The socio-cultural circumstances of a film significantly influence its manipulation of reality. The idealism of Modernists is evident in the straightforward, honest objectivity in the reality of the early “city symphonies,” Berlin and Man With A Movie Camera. The unprecedented affordability of goods in the Industrial Revolution, combined with the nationalist sentiment of a still-volatile Europe, resulted in utopianism and social reformation. The terrible atrocities of the second World War, however, revealed the dangers of extreme nationalism. As a result, existentialism began to challenge the Modern paradigm; for instance, Tarkovsky’s Solaris, questioned the limitations of humanity and what it meant to be human. Postmodernism, with its emphasis on introspection, experience, and memory, became the prevalent cultural paradigm.

The continued evolution of socio-cultural paradigms has led us to today’s experiential reality, which attempts to answer the existential questions of Postmodernism. Lisbon Story, for example, reconsiders the definition of ‘reality’: its inherently personal and subjective interpretation leaves the Modern definition behind entirely. We have moved from a cultural paradigm rooted in the perfection of the object to one that is less tangible but more personal, the experience of the subject. According to Pine and Gilmore, authors of The Experience Economy, “every experience created within the individual is real, whether the stimuli be natural or simulated” (36).

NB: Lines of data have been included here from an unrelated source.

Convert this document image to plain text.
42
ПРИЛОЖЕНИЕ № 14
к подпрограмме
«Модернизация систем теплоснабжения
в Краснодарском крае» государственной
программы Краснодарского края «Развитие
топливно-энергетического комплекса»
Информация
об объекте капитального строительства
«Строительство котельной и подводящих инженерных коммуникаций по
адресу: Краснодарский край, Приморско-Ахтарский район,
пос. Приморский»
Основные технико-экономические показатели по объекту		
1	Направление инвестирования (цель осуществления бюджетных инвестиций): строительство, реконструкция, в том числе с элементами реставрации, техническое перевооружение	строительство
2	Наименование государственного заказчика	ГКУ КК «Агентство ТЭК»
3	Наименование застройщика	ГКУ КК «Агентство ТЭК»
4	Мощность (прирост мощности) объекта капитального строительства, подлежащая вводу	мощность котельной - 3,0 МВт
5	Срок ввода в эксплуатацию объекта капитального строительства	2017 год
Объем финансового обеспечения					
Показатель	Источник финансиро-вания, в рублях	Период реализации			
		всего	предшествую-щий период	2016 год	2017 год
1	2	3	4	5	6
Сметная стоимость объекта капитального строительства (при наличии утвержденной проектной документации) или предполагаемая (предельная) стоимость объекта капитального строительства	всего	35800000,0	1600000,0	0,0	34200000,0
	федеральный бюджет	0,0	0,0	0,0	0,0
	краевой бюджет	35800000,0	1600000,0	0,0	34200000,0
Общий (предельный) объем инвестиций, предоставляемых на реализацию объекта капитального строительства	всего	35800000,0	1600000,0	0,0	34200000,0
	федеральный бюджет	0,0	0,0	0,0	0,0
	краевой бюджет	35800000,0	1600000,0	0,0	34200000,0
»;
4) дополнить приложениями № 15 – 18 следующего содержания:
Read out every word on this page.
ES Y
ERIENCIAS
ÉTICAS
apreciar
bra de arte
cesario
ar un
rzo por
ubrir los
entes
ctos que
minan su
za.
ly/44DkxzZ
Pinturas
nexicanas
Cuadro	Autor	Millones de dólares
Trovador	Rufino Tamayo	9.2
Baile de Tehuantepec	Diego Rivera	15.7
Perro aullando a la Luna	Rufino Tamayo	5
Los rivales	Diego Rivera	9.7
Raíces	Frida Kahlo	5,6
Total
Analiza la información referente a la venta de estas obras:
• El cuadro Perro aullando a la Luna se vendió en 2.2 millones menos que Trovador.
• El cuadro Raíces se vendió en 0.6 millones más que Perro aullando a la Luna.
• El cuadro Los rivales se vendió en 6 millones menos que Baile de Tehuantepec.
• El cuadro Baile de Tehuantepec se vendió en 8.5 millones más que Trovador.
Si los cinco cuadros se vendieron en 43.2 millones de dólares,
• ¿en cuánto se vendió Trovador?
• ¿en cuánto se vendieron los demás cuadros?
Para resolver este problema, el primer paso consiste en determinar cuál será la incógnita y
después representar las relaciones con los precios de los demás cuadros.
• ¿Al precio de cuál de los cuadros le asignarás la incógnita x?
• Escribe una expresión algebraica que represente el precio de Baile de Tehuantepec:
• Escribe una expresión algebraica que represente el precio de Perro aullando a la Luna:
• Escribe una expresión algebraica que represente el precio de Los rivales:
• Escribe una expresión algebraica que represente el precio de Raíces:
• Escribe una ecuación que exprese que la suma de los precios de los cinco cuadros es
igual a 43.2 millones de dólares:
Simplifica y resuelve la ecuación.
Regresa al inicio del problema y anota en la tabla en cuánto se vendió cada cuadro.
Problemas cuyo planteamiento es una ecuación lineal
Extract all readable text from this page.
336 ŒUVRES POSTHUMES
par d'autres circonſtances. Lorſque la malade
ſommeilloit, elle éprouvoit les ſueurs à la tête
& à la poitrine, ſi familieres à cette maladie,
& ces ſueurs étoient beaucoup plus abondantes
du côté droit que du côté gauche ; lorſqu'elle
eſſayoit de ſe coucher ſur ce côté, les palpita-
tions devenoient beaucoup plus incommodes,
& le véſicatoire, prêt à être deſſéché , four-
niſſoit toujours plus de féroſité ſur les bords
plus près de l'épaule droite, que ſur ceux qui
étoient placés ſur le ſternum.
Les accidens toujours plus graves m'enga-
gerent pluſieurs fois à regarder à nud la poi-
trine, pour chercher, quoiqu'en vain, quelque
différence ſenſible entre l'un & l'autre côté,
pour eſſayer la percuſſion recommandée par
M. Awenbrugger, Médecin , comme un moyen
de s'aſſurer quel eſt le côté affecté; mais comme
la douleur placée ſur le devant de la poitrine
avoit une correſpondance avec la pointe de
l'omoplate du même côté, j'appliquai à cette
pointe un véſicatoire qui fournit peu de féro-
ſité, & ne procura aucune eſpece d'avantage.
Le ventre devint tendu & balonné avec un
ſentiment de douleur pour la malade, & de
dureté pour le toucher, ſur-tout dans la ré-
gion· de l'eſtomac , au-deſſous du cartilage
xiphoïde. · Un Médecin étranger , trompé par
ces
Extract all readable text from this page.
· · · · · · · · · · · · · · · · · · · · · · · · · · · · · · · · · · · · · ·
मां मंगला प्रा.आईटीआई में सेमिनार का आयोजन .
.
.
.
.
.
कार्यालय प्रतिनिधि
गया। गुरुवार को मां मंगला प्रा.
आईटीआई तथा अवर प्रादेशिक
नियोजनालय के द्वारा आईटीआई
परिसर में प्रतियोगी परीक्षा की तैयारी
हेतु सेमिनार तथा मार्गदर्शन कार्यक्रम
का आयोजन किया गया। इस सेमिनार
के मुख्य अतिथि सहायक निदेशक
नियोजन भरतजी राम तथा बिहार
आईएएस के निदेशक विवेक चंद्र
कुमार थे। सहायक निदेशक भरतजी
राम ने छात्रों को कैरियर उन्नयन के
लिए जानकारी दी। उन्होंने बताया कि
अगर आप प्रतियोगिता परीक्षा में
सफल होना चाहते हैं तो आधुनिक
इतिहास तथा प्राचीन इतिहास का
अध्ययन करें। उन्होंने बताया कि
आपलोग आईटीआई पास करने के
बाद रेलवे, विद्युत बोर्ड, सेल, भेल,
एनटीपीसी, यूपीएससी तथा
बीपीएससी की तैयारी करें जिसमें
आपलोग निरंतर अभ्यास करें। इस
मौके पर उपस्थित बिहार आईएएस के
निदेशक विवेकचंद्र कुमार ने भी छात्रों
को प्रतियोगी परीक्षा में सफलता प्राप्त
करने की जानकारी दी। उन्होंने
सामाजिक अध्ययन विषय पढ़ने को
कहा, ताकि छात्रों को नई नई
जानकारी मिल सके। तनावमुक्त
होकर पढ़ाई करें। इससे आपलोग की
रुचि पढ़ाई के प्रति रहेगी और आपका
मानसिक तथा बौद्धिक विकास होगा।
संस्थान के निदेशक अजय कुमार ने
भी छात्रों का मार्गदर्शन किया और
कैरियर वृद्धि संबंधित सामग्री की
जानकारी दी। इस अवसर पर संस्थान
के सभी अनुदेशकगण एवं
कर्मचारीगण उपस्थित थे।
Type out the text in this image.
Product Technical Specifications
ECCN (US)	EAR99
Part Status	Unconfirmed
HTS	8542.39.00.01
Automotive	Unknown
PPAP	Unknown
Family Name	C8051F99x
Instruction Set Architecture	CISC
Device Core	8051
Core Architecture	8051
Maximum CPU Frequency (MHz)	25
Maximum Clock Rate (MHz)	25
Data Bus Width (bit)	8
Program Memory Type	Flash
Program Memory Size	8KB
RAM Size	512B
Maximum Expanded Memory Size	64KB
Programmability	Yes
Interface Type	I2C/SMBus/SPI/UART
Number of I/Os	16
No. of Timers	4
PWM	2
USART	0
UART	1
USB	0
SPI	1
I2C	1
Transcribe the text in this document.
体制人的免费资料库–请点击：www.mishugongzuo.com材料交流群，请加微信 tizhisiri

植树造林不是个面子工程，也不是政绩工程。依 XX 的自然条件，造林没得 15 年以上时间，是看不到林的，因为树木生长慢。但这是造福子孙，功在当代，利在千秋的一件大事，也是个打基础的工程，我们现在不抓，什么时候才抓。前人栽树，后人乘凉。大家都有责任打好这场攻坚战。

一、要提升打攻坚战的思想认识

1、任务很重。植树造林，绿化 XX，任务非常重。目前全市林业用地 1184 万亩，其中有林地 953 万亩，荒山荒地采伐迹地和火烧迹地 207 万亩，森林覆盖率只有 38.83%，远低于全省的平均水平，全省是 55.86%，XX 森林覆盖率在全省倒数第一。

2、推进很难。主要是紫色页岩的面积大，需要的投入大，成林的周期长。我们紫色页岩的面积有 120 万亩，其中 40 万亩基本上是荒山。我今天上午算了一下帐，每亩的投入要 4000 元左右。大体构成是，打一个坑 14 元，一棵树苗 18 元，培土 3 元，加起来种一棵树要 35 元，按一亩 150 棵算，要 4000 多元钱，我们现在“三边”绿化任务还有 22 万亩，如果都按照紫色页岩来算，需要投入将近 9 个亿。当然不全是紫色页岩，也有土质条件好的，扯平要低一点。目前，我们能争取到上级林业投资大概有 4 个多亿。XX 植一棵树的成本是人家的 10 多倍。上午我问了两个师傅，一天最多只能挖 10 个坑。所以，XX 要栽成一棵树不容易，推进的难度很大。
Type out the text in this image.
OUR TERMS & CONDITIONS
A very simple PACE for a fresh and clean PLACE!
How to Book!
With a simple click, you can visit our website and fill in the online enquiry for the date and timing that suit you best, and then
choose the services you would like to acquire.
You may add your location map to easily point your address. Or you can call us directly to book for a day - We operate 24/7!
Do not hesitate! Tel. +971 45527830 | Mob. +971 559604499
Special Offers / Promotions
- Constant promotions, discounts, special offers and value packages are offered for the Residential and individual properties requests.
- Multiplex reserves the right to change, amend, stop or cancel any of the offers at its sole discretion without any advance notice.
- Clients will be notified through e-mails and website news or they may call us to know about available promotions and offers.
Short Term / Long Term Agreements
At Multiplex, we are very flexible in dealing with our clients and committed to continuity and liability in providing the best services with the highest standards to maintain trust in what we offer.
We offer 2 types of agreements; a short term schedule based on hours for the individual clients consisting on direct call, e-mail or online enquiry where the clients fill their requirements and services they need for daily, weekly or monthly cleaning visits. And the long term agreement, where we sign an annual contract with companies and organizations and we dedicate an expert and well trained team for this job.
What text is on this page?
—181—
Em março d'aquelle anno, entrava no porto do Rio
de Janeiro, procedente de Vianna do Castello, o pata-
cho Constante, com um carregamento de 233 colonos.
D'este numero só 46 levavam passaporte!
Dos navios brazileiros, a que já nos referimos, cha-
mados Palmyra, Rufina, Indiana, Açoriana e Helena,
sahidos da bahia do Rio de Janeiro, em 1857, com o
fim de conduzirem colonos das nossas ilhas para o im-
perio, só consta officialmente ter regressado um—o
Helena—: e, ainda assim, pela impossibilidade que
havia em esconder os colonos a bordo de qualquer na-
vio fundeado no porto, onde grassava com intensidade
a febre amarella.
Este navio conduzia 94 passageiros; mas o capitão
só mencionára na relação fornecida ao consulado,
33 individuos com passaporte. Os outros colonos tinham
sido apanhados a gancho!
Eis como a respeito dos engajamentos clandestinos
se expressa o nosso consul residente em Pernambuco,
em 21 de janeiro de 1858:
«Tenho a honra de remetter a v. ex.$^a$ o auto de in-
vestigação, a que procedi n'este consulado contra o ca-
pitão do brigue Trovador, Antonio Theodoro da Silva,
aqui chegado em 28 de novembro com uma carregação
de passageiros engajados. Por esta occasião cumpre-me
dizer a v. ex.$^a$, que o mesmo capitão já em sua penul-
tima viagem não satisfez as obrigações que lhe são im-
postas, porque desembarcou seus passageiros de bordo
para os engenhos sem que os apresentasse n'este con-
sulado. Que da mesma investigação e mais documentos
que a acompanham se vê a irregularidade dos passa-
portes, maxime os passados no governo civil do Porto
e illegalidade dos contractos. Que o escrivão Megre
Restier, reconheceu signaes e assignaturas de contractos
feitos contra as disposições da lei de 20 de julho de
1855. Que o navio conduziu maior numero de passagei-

Therefore, films used to show you who you should be; now, they show you who you are. Yet, individuality is highly unstable; identity is a “malleable entity under (perpetual) construction rather than a fixed image” (Klingmann 284). The ability to transform reality, then, is paramount in the contemporary paradigm. Consider the 2006 film Paprika, directed by Satoshi Kon, which celebrates the power of one’s subconscious. Indeed, where experience appeals to who we are, transformations appeal to our innermost aspirations; as such, “people value transformation above all [...] it addresses the ultimate source of all other needs” (Pine and Gilmore 172). Reality was once manipulated, but is now transcended.